Diferentemente de outras seleções da América do Sul, o Uruguai voltou em peso para casa. Na madrugada desta segunda-feira, a delegação desembarcou com 17 jogadores que representaram a Celeste na Copa do Mundo – incluindo Luis Suárez, Edinson Cavani e Diego Godín. E os heróis nacionais eram aguardados por centenas de torcedores, que não se importaram com o frio ou com o sono para se amontoar nos portões do aeroporto de Montevidéu. Gritaram o nome dos ídolos e outros cânticos de apoio, embora um momento em especial chamou a atenção: a forma como Fernando Muslera foi festejado pelos compatriotas.

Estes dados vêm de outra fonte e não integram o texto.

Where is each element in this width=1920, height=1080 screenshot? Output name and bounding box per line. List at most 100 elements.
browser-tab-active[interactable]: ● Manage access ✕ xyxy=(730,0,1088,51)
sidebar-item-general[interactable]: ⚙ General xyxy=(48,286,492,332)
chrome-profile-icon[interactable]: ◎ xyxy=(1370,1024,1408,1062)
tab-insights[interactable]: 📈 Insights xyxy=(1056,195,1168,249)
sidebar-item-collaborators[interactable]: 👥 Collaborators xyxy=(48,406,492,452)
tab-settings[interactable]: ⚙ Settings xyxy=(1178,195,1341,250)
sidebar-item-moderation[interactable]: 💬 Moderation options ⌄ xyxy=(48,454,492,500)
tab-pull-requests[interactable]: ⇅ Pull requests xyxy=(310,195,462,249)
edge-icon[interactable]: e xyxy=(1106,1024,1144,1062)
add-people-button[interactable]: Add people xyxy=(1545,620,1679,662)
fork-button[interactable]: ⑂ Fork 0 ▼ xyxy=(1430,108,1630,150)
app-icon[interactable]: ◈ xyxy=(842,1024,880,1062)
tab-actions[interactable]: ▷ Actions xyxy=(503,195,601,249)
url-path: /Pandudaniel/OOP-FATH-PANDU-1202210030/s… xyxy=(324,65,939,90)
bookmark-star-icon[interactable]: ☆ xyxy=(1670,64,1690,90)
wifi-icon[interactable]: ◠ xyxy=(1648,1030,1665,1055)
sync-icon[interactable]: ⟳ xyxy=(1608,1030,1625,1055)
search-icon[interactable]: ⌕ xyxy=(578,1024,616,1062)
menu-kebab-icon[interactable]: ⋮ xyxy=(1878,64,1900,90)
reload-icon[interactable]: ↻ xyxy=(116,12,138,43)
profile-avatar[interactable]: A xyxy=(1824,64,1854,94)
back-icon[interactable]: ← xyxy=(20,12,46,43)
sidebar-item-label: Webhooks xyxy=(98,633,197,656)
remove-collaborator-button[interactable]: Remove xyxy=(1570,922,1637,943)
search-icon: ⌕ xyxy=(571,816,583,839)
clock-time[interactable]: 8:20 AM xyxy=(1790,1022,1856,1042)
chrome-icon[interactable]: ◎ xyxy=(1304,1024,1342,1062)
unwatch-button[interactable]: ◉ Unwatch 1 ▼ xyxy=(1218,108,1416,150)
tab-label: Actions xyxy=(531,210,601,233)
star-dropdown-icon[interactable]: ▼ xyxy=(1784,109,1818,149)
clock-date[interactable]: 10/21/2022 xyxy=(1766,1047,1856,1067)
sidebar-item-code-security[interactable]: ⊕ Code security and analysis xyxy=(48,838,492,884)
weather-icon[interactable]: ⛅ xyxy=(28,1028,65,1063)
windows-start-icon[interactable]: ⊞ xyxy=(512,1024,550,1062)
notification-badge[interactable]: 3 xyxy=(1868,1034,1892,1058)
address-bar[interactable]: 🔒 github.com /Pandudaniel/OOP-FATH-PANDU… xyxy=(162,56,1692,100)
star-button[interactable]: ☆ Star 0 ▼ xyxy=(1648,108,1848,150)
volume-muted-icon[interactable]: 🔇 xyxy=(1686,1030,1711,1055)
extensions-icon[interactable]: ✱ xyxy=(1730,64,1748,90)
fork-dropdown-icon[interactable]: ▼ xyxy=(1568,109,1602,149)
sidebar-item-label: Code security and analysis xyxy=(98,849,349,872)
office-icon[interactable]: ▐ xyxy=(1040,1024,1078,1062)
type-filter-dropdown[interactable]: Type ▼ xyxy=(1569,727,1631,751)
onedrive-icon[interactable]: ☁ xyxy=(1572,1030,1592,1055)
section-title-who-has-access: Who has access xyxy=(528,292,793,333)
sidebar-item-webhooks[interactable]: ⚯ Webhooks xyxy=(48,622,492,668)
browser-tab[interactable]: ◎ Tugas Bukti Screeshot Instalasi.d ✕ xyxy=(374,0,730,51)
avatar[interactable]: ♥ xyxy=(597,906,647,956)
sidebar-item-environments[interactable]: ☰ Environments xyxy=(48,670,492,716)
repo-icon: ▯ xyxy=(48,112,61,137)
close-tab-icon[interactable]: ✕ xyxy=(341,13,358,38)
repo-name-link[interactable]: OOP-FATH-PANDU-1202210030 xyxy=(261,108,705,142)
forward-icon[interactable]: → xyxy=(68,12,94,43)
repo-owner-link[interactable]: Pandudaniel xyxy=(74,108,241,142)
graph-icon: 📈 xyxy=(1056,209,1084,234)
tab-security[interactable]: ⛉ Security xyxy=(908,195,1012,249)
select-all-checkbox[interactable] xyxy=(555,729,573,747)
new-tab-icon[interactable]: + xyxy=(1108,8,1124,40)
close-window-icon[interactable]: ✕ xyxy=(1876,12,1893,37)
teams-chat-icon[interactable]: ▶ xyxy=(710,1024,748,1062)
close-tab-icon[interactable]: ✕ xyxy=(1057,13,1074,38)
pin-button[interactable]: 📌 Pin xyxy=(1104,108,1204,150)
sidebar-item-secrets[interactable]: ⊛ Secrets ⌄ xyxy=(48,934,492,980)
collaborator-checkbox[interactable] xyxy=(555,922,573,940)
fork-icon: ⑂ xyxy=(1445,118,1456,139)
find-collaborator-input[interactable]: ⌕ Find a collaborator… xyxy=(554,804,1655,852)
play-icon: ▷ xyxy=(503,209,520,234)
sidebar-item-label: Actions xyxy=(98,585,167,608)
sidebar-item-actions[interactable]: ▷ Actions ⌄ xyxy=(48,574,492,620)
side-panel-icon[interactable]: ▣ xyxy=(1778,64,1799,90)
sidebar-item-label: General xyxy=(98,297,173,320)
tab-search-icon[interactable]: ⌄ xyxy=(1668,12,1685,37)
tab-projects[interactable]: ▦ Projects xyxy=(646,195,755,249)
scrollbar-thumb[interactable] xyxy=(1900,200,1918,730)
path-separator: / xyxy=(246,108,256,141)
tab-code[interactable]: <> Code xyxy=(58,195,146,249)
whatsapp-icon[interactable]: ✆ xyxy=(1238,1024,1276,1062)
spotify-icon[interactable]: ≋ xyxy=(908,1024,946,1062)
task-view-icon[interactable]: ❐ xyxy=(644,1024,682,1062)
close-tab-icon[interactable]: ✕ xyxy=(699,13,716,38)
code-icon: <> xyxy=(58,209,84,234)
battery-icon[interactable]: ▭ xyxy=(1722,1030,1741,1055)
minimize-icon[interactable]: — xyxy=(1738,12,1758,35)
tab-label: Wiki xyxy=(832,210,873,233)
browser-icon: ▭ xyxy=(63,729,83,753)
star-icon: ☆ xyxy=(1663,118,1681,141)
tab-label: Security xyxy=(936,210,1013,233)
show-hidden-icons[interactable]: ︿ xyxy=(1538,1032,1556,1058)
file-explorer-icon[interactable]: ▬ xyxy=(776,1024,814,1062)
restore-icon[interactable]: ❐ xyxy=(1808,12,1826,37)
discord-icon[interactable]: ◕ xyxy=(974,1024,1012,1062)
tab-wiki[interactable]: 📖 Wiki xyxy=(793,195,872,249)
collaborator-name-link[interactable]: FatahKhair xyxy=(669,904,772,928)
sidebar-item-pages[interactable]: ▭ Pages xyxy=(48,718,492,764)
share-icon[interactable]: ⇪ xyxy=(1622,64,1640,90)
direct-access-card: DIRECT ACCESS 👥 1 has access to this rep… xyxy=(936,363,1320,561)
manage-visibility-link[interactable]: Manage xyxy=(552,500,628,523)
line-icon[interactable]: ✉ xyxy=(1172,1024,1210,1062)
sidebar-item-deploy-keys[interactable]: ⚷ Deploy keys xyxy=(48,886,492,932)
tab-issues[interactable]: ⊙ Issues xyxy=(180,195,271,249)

O reconhecimento ao goleiro vai além da falha contra a França, que teve influência inegável na eliminação durante as quartas de final. A exaltação se volta bem mais aos anos de dedicação do veterano, com mais de 100 jogos pela equipe nacional – e, talvez, para alguns dos presentes, em compadecimento com o drama pessoal vivido pelo arqueiro na semana anterior, ao perder o tio e uma de suas avós. Fato é que os uruguaios não se esqueceram da fraternidade nem mesmo diante daquele que poderia ser vilanizado, oferecendo o apoio para que siga em frente. Mostra bastante qual o espírito da equipe, diante daquilo que prega e consegue unir o técnico Óscar Tabárez.

“Obrigado por esta bela recepção, pelo apoio incondicional e pelo carinho à mais linda do mundo, a Celeste”, escreveu Muslera, em suas redes sociais. Luis Suárez também comentou o episódio, demonstrando o contentamento por ver a postura da torcida: “O apoio que as pessoas estão dando agora para Nando é um reconhecimento. É preciso se lembrar disso. Sou agradecido e estou orgulhoso. Ser o melhor time da América do Sul é uma virtude”. Uma marca que fica e que se vê reproduzida na massa.